16gb vram users: what have you been using? Qwen3.6 27b? Gemma 31b at Q3? How has it been?
Posted by Adventurous-Gold6413@reddit | LocalLLaMA | View on Reddit | 11 comments
Do you guys use q3 to fit it in vram? Or have you had bad results?
I had luck fitting qwen3.5 27b in my 16gb vram with turboquant with 80ctx with the IQ_4XS quant.
But now the hidden size of qwen3.6 is larger(so iQ4_XS is 15.4gb rather than 14.7) :( which makes me upset. I had to use Q3_K_XL version for qwen3.6 27b and while it worked amazingly for openclaw chat, like 10%of the time it couldn’t make the correct tool calls or would not write proper formatting of cron jobs. Causing an error.
I am considering trying Gemma 4 31b at Q3 is it even worth it?
(Gemma 26ba4b has been good chatting wise but sucked for other use cases like Reddit summaries. Etc)
Gesha24@reddit
IMO with this low amount of VRAM your only choice to have something workable is to run MoE model with offload to CPU and regular RAM. Thankfully, the Qwen3.6-35B model is quite solid and should run at useable speeds even if you split it between RAM and VRAM.
DanielusGamer26@reddit
"low amount of VRAM" *cries in the corner with 16GB of VRAM*
Gesha24@reddit
I am hitting context limits with 32...
DanielusGamer26@reddit
Ouch
pop0ng@reddit
im using this Qwen3.6-35B-A3B-UD-Q2_K_XL for opencode / openclaude. its decent and fast
quanhua92@reddit
Does the quality of the output decrease when using Q2 instead of Q4?
pop0ng@reddit
I haven't tried Q4, sorry
eugene20@reddit
Can you define fast, because I was using the qwen3.6-35b-a3b q4_k_m and it's usually 60tok/sec here but often spends a very long time thinking, I just tried qwen/qwen3.6-27b and got only 45 tok/sec too. I'm using the recommended model settings, I expected a drop from qwen coder next but not quite this much.
lacerating_aura@reddit
3.6 A3B, Q8KXL wih cpu-moe, full 262k bf16 context and f32mmproj, uses something like 13gb. This is for usual tasks, its not the fastest, but still get avg 500tk/s pp and 20tk/s tg at 60kish context. For shits and giggles, 3.5 A10B Q3 equivalent, but that drops to like below 100tk/s pp and below 10tk/s at 100kish context. A3B maintains speed but is just dumber.
INT_21h@reddit
Main workhorse is 3.6-35B-A3B Q4_K_L with some CPU offload (--n-cpu-moe 15). I also have 27B UD-Q4_K_XL around as a "big gun" but I'm using offloading with it too so it's pitifully slow. I've had enough bad luck with Q3's of older Qwen models that now I stick with Q4 and either eat the speed cost or fall back to the MoE.

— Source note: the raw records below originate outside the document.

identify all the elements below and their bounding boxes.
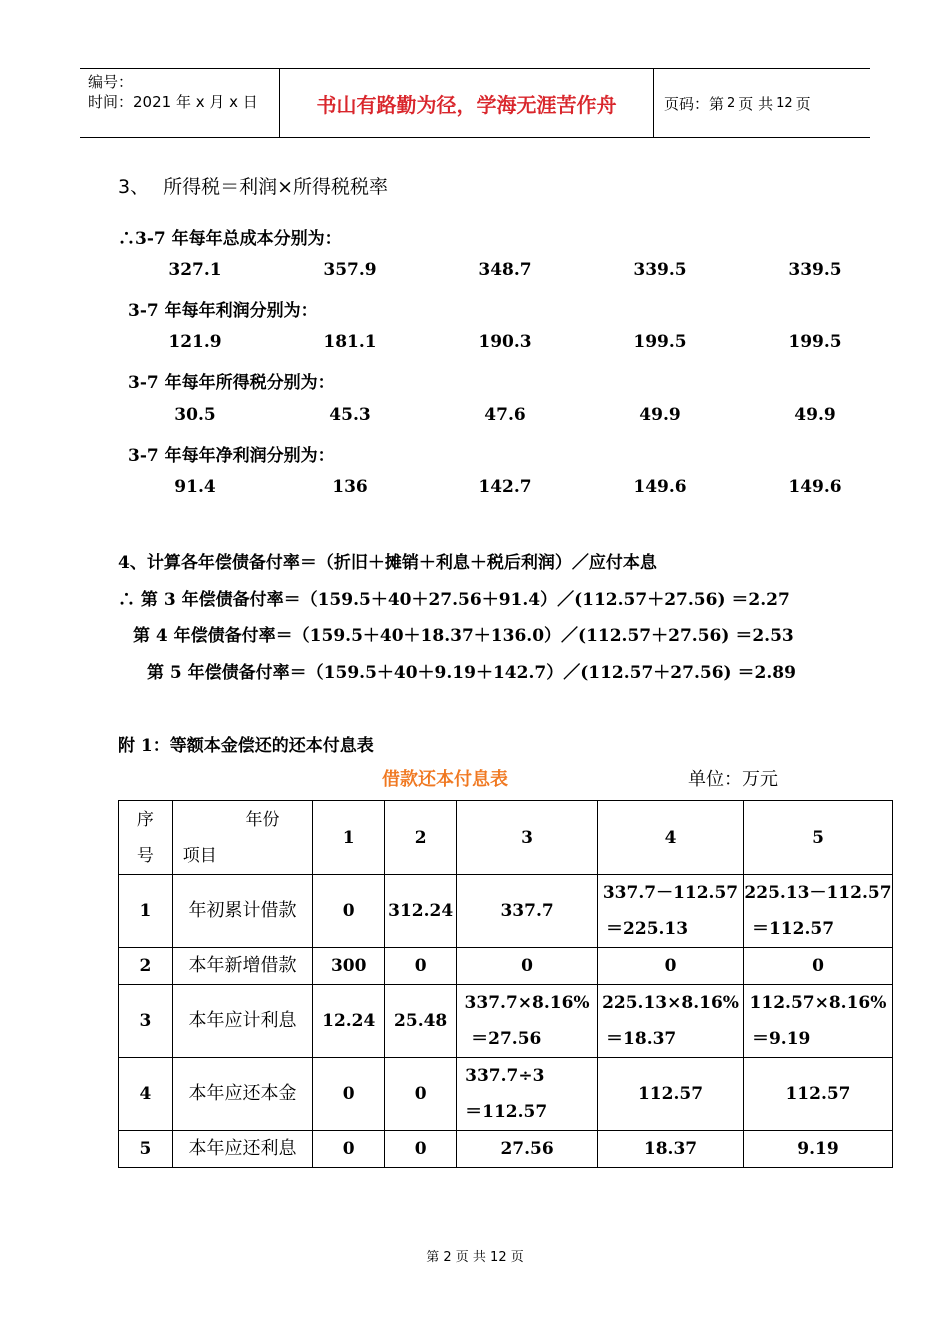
cost-label: ∴3-7 年每年总成本分别为： [118, 229, 342, 249]
cell: 337.7 [457, 875, 598, 948]
page-suffix: 页 [795, 94, 811, 113]
cost-value: 357.9 [323, 260, 377, 280]
cell: 27.56 [457, 1131, 598, 1168]
formula-result: ＝112.57 [751, 919, 835, 939]
cell: 0 [743, 948, 892, 985]
row-item: 本年应还利息 [172, 1131, 313, 1168]
page-prefix: 页码：第 [664, 94, 725, 113]
profit-value: 181.1 [323, 332, 377, 352]
section4-title: 4、计算各年偿债备付率＝（折旧＋摊销＋利息＋税后利润）／应付本息 [118, 553, 657, 573]
cell: 12.24 [313, 985, 385, 1058]
tax-value: 30.5 [174, 405, 216, 425]
cost-value: 339.5 [633, 260, 687, 280]
net-profit-label: 3-7 年每年净利润分别为： [128, 446, 335, 466]
section3-number: 3、 [118, 176, 150, 198]
cell: 112.57 [743, 1058, 892, 1131]
formula-cell [743, 985, 892, 1058]
page-mid: 页 共 [738, 94, 774, 113]
table-row [119, 1131, 893, 1168]
cell: 312.24 [385, 875, 457, 948]
cost-values-row [0, 260, 950, 284]
cell: 18.37 [598, 1131, 744, 1168]
net-profit-values-row [0, 477, 950, 501]
cost-value: 339.5 [788, 260, 842, 280]
cell: 0 [598, 948, 744, 985]
section4-year4: 第 4 年偿债备付率＝（159.5＋40＋18.37＋136.0）／(112.57＋27.56) ＝2.53 [133, 626, 794, 646]
cell: 300 [313, 948, 385, 985]
formula-result: ＝225.13 [606, 919, 689, 939]
page-number: 2 [727, 95, 736, 111]
section3-title: 所得税＝利润×所得税税率 [163, 176, 389, 198]
table-row [119, 948, 893, 985]
cost-value: 327.1 [168, 260, 222, 280]
cell: 25.48 [385, 985, 457, 1058]
header-year-1: 1 [313, 801, 385, 875]
loan-repayment-table [118, 800, 893, 1168]
table-row [119, 985, 893, 1058]
tax-value: 45.3 [329, 405, 371, 425]
header-year-2: 2 [385, 801, 457, 875]
section3-heading [118, 172, 388, 199]
cell: 0 [385, 948, 457, 985]
row-item: 本年应还本金 [172, 1058, 313, 1131]
document-time-label: 时间：2021 年 x 月 x 日 [88, 93, 258, 111]
profit-label: 3-7 年每年利润分别为： [128, 301, 318, 321]
tax-value: 47.6 [484, 405, 526, 425]
header-year-label: 年份 [245, 809, 280, 830]
header-year-4: 4 [598, 801, 744, 875]
formula-line: 225.13－112.57 [744, 883, 892, 903]
tax-value: 49.9 [794, 405, 836, 425]
profit-value: 121.9 [168, 332, 222, 352]
header-year-3: 3 [457, 801, 598, 875]
formula-line: 112.57×8.16% [749, 993, 887, 1013]
formula-cell [457, 1058, 598, 1131]
formula-line: 225.13×8.16% [602, 993, 739, 1013]
row-number: 3 [119, 985, 173, 1058]
formula-result: ＝112.57 [465, 1102, 548, 1122]
row-number: 5 [119, 1131, 173, 1168]
header-seq-bottom: 号 [136, 845, 154, 866]
formula-result: ＝18.37 [606, 1029, 677, 1049]
header-meta [80, 69, 280, 137]
cell: 0 [385, 1058, 457, 1131]
tax-label: 3-7 年每年所得税分别为： [128, 373, 335, 393]
formula-line: 337.7×8.16% [464, 993, 590, 1013]
page-header [80, 68, 870, 138]
header-year-5: 5 [743, 801, 892, 875]
formula-cell [743, 875, 892, 948]
table-unit: 单位：万元 [688, 769, 778, 790]
cell: 0 [313, 1058, 385, 1131]
net-profit-value: 136 [332, 477, 368, 497]
document-number-label: 编号： [88, 73, 134, 91]
formula-result: ＝9.19 [751, 1029, 811, 1049]
tax-value: 49.9 [639, 405, 681, 425]
appendix-title: 附 1：等额本金偿还的还本付息表 [118, 736, 374, 756]
formula-cell [598, 985, 744, 1058]
cell: 0 [457, 948, 598, 985]
formula-line: 337.7－112.57 [602, 883, 739, 903]
cell: 0 [385, 1131, 457, 1168]
header-seq-cell [119, 801, 173, 875]
header-motto: 书山有路勤为径，学海无涯苦作舟 [280, 69, 654, 137]
row-item: 本年新增借款 [172, 948, 313, 985]
row-number: 2 [119, 948, 173, 985]
row-number: 1 [119, 875, 173, 948]
net-profit-value: 142.7 [478, 477, 532, 497]
row-number: 4 [119, 1058, 173, 1131]
profit-value: 199.5 [788, 332, 842, 352]
header-year-item-cell [172, 801, 313, 875]
cost-value: 348.7 [478, 260, 532, 280]
header-page-info [654, 69, 870, 137]
header-item-label: 项目 [182, 845, 217, 866]
profit-value: 199.5 [633, 332, 687, 352]
net-profit-value: 149.6 [633, 477, 687, 497]
formula-cell [598, 875, 744, 948]
net-profit-value: 149.6 [788, 477, 842, 497]
formula-result: ＝27.56 [471, 1029, 542, 1049]
table-title: 借款还本付息表 [382, 769, 508, 790]
cell: 0 [313, 1131, 385, 1168]
formula-line: 337.7÷3 [465, 1066, 545, 1086]
profit-values-row [0, 332, 950, 356]
row-item: 本年应计利息 [172, 985, 313, 1058]
table-header-row [119, 801, 893, 875]
cell: 9.19 [743, 1131, 892, 1168]
cell: 112.57 [598, 1058, 744, 1131]
page-footer: 第 2 页 共 12 页 [426, 1250, 524, 1265]
cell: 0 [313, 875, 385, 948]
table-row [119, 875, 893, 948]
section4-year3: ∴ 第 3 年偿债备付率＝（159.5＋40＋27.56＋91.4）／(112.57＋27.56) ＝2.27 [118, 590, 790, 610]
row-item: 年初累计借款 [172, 875, 313, 948]
formula-cell [457, 985, 598, 1058]
profit-value: 190.3 [478, 332, 532, 352]
table-row [119, 1058, 893, 1131]
tax-values-row [0, 405, 950, 429]
page-total: 12 [776, 95, 793, 111]
net-profit-value: 91.4 [174, 477, 216, 497]
header-seq-top: 序 [136, 809, 154, 830]
section4-year5: 第 5 年偿债备付率＝（159.5＋40＋9.19＋142.7）／(112.57＋27.56) ＝2.89 [147, 663, 796, 683]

Zealousideal_Fill285@reddit
Unfortunatelly the 31b won't fit on 16 GB, but I'm not sure if this is your goal, but you can try also the Qwen 3.6 35b at Q4 quants and see if its good for your needs. It doesn't fit fully, but due to it's MoE architecture its fast as it activates only few experts at once, instead of all of them. Also Qwen 3.6 family is better in general creative tasks than 3.5.